7. DIRECTORS’ UNDERTAKING

The Directors of the Company have undertaken to the Stock Exchange that they will exercise the Buyback Mandate in accordance with the Listing Rules and the laws of Bermuda so far as the same may be applicable and in accordance with the regulations set out in the Bye-laws of the Company.

8. TAKEOVER CODES CONSEQUENCES

If, as a result of a repurchase of securities, a substantial shareholder’s proportionate interest in the voting rights of the Company increases, such increase will be treated as an acquisition for the purpose of The Codes on Takeovers and Mergers (the “Takeover Codes”). Accordingly, a shareholder or group of shareholders acting in concert, could obtain or consolidate control of the Company or become obliged to make a mandatory offer in accordance with Rule 26 of the Takeover Codes.
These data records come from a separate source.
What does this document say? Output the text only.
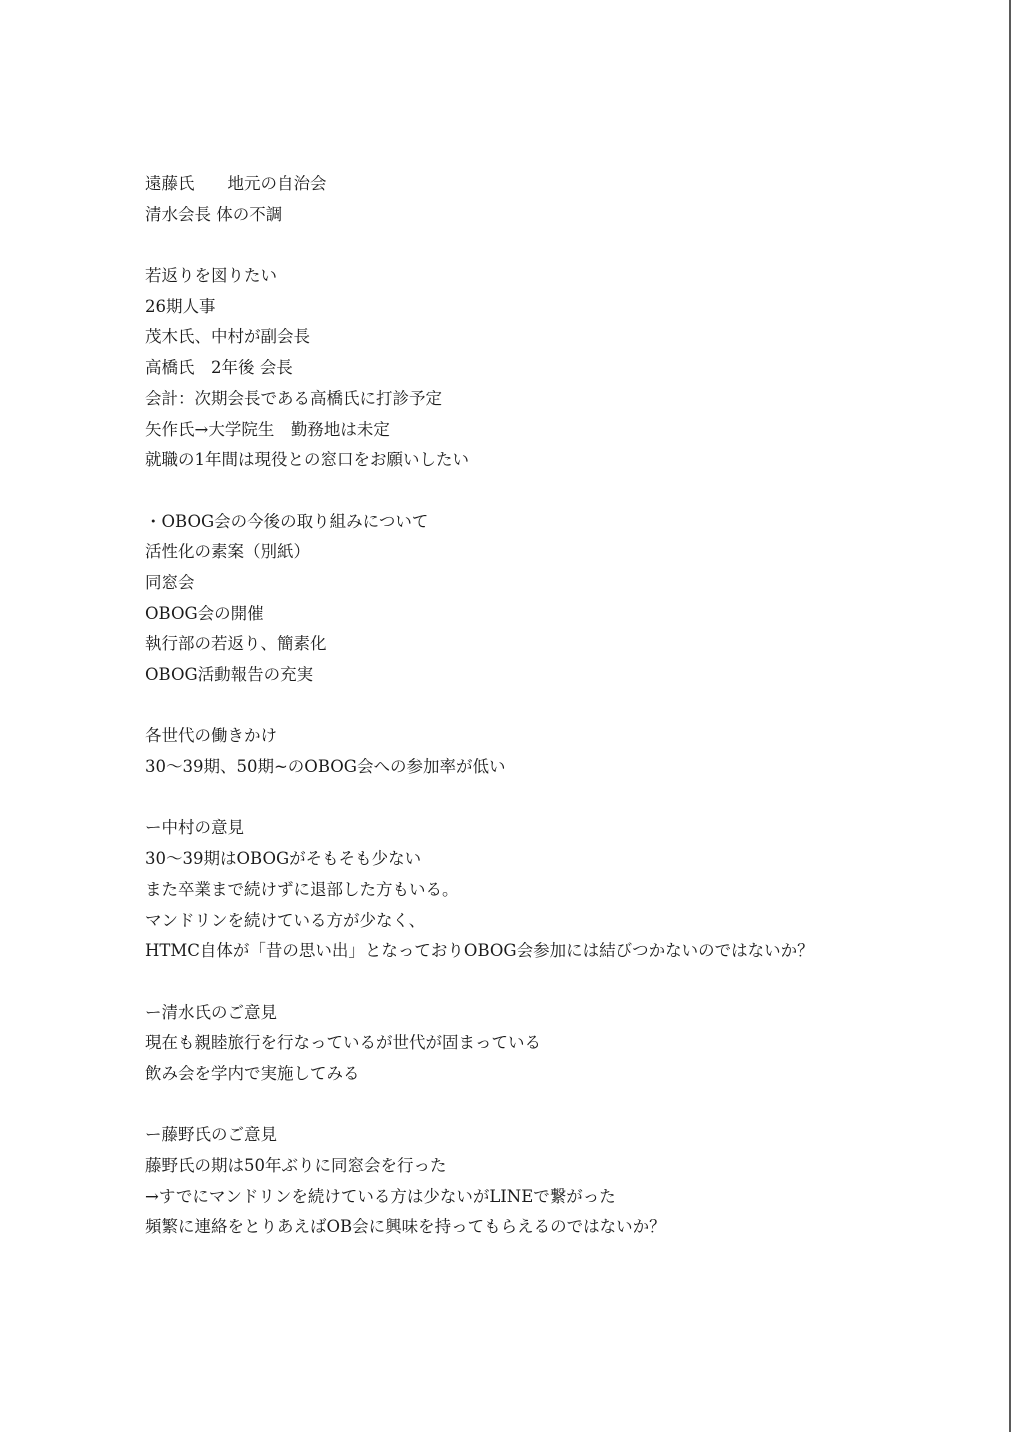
遠藤氏　　地元の自治会
清水会長 体の不調
若返りを図りたい
26期人事
茂木氏、中村が副会長
高橋氏　2年後 会長
会計：次期会長である高橋氏に打診予定
矢作氏→大学院生　勤務地は未定
就職の1年間は現役との窓口をお願いしたい
・OBOG会の今後の取り組みについて
活性化の素案（別紙）
同窓会
OBOG会の開催
執行部の若返り、簡素化
OBOG活動報告の充実
各世代の働きかけ
30〜39期、50期~のOBOG会への参加率が低い
ー中村の意見
30〜39期はOBOGがそもそも少ない
また卒業まで続けずに退部した方もいる。
マンドリンを続けている方が少なく、
HTMC自体が「昔の思い出」となっておりOBOG会参加には結びつかないのではないか？
ー清水氏のご意見
現在も親睦旅行を行なっているが世代が固まっている
飲み会を学内で実施してみる
ー藤野氏のご意見
藤野氏の期は50年ぶりに同窓会を行った
→すでにマンドリンを続けている方は少ないがLINEで繋がった
頻繁に連絡をとりあえばOB会に興味を持ってもらえるのではないか？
At present, the Company’s substantial shareholder, Power Resources Holdings Limited (“Power Resources”), representing 66.64% of the Company’s issued share capital. In the event that the Directors of the Company exercise in full the power to repurchase the shares, the percentage shareholding of Power Resources would be increased to approximately 74.04%. The Directors of the Company are not aware of any consequences which may arise under the Takeover Codes as a result of any purchase to be made under the Buyback Mandate and have no intention to exercise the Buyback Mandate to such extent as to result in the number of shares which are in the hands of the public falling below 25% of the issued share capital of the Company.